The reaction was overwhelmingly skeptical. The core complaint was familiar to anyone who lived through
Spring-era AOP. It makes the easy case look elegant, then turns the hard case into a swamp because behavior stops being visible where the code runs. Transactions, logging, and other cross-cutting concerns are manageable when they stay simple. Real systems do not stay simple. Once you need batching, partial rollback, ordering guarantees, or interactions between multiple concerns, the separation stops feeling clean and starts feeling like ghost code. Several people said the local reasoning loss is the real cost. You read a method and still do not know what it does without hunting through aspect definitions, proxies, or framework rules.

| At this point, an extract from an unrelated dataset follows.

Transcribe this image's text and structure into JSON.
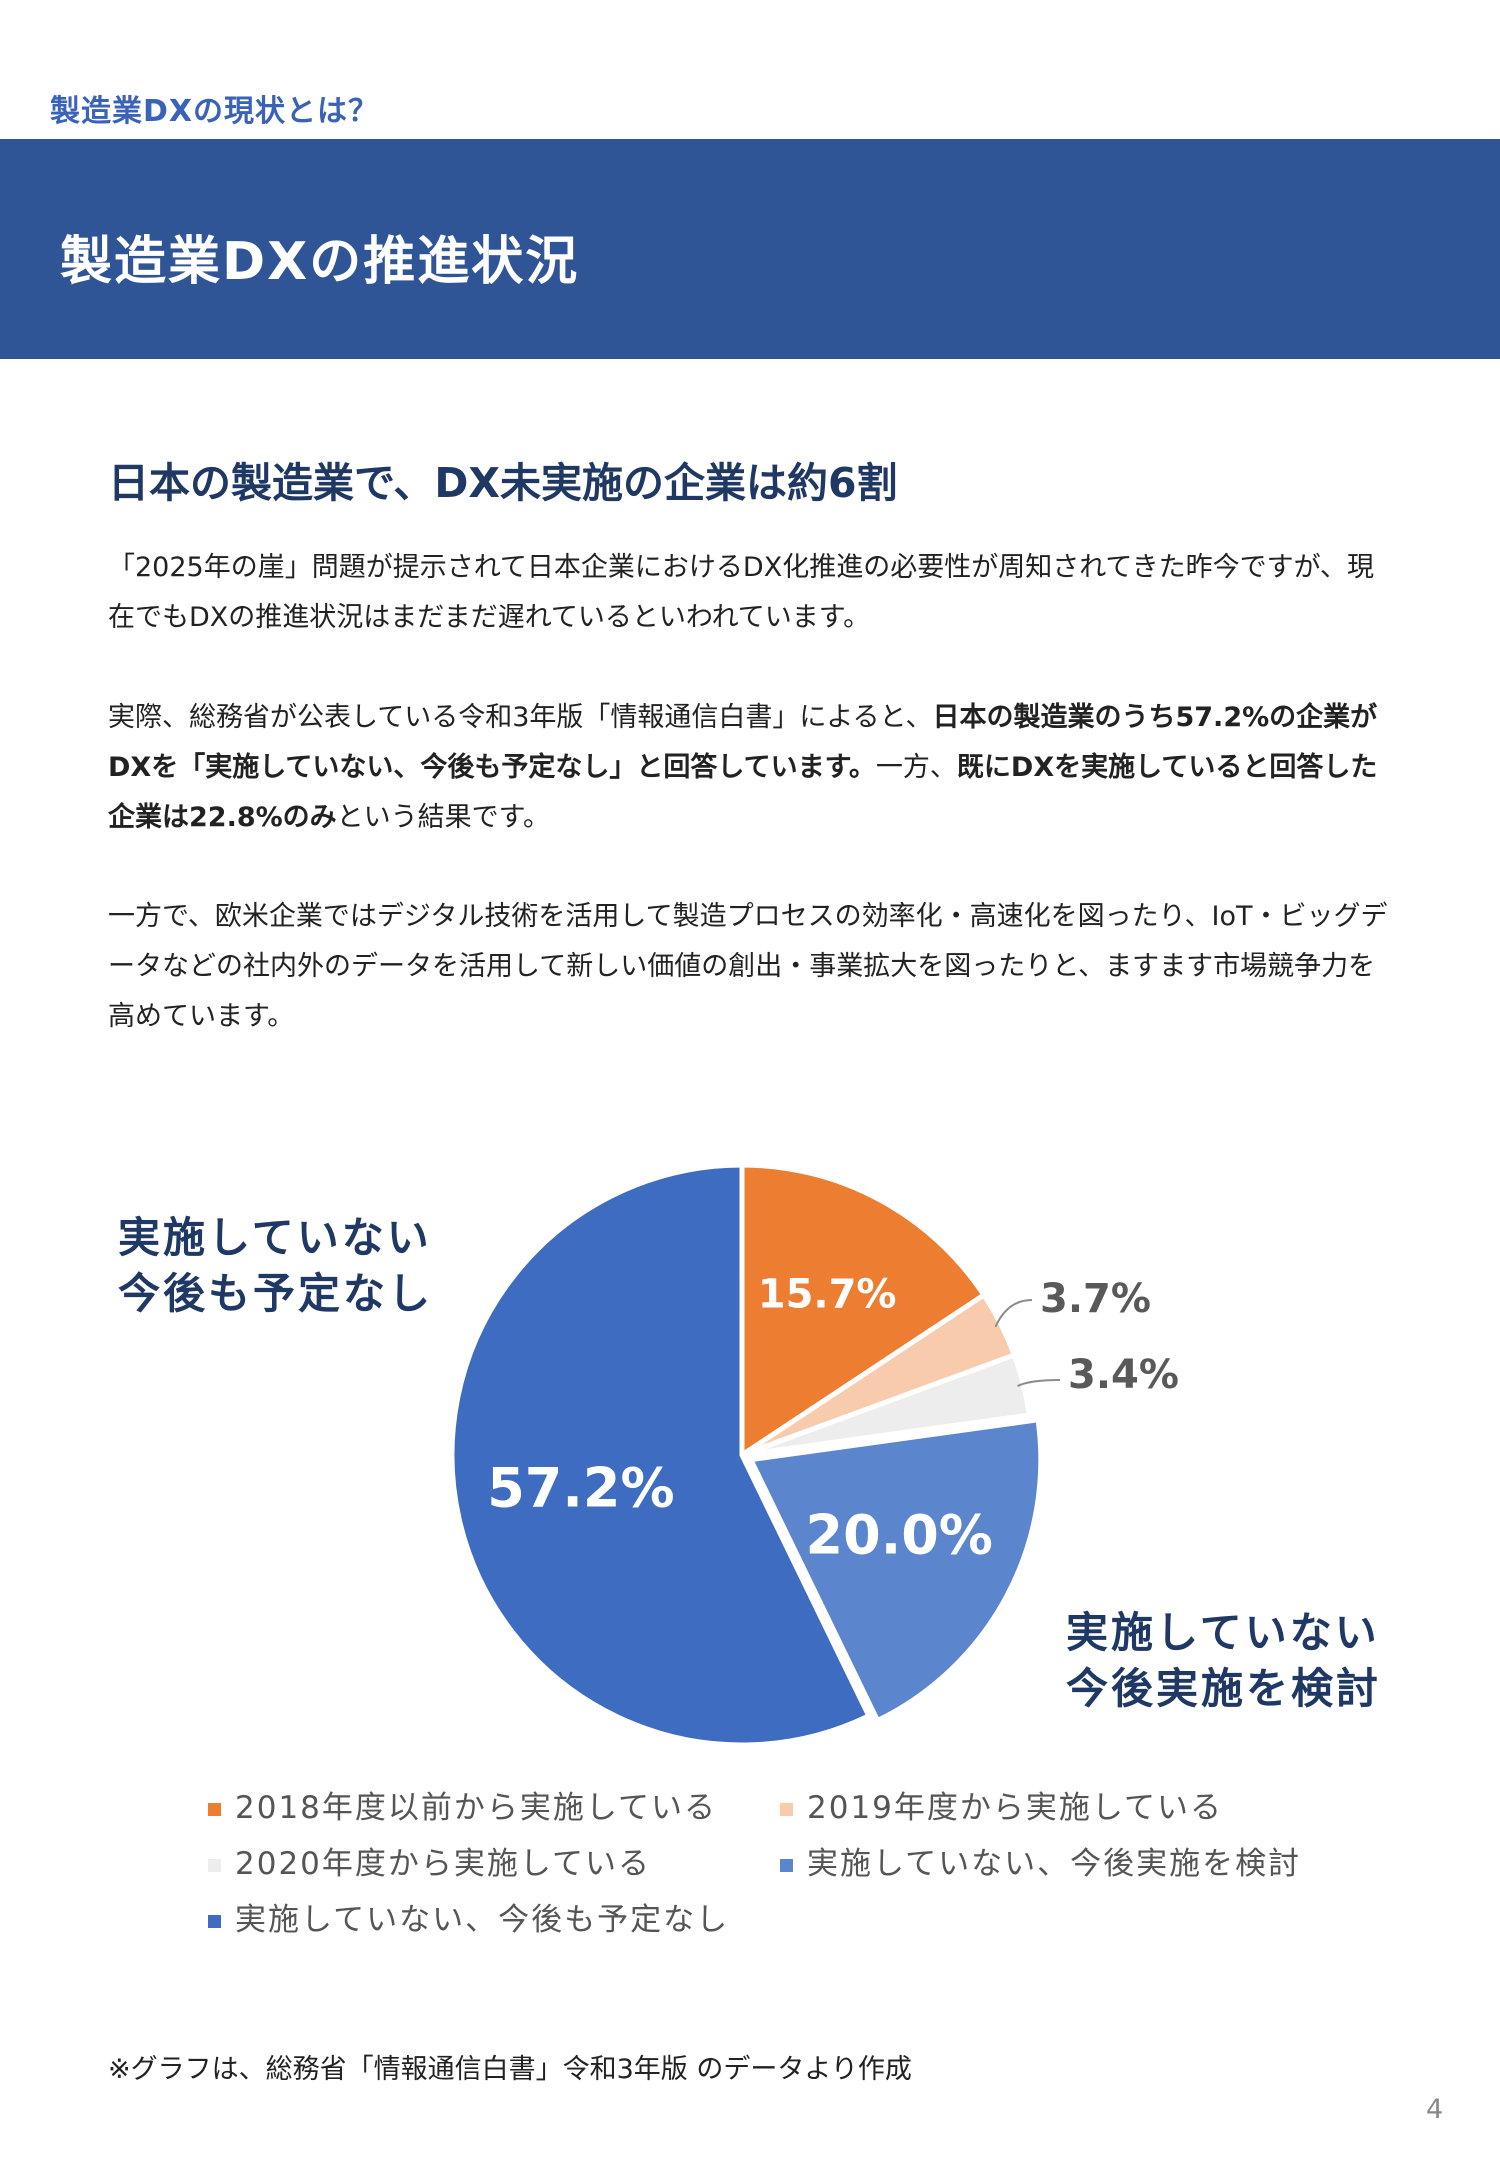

That made the LLM angle land even worse. People were not objecting to code generation in general. They were objecting to putting a nondeterministic system in charge of hidden program behavior. A compiler can transform code aggressively because it is deterministic and expected to preserve meaning. An LLM cannot offer that guarantee. So the proposal reads less like safer AOP and more like invisible monkey patching with weaker tooling. A few commenters did carve out narrower cases where AOP has always been useful, especially logging, middleware-style interception, and framework-provided transaction handling. Others noted that compile-time variants such as
Micronaut’s AOP are less painful than runtime matching, and that many “AOP” ideas survived by being absorbed into more explicit language features like interceptors, context managers, getters and setters, or effect tracking.
The most useful reframing was that the post is really about spec organization, not a comeback for
AspectJ-style magic. Organizing requirements by concern may help agent workflows. Tooling that can hide or highlight one concern at a time could also help humans and models. But commenters drew a bright line between better views over code and systems that silently rewrite semantics. The consensus landed on a practical rule. If a cross-cutting concern is truly stable, mechanically defined, and easy to inspect, specialized compile-time tooling or language support can work. If it depends on hidden joins, ambient state, or an LLM guessing where to weave behavior, you are rebuilding one of the least loved parts of old enterprise software.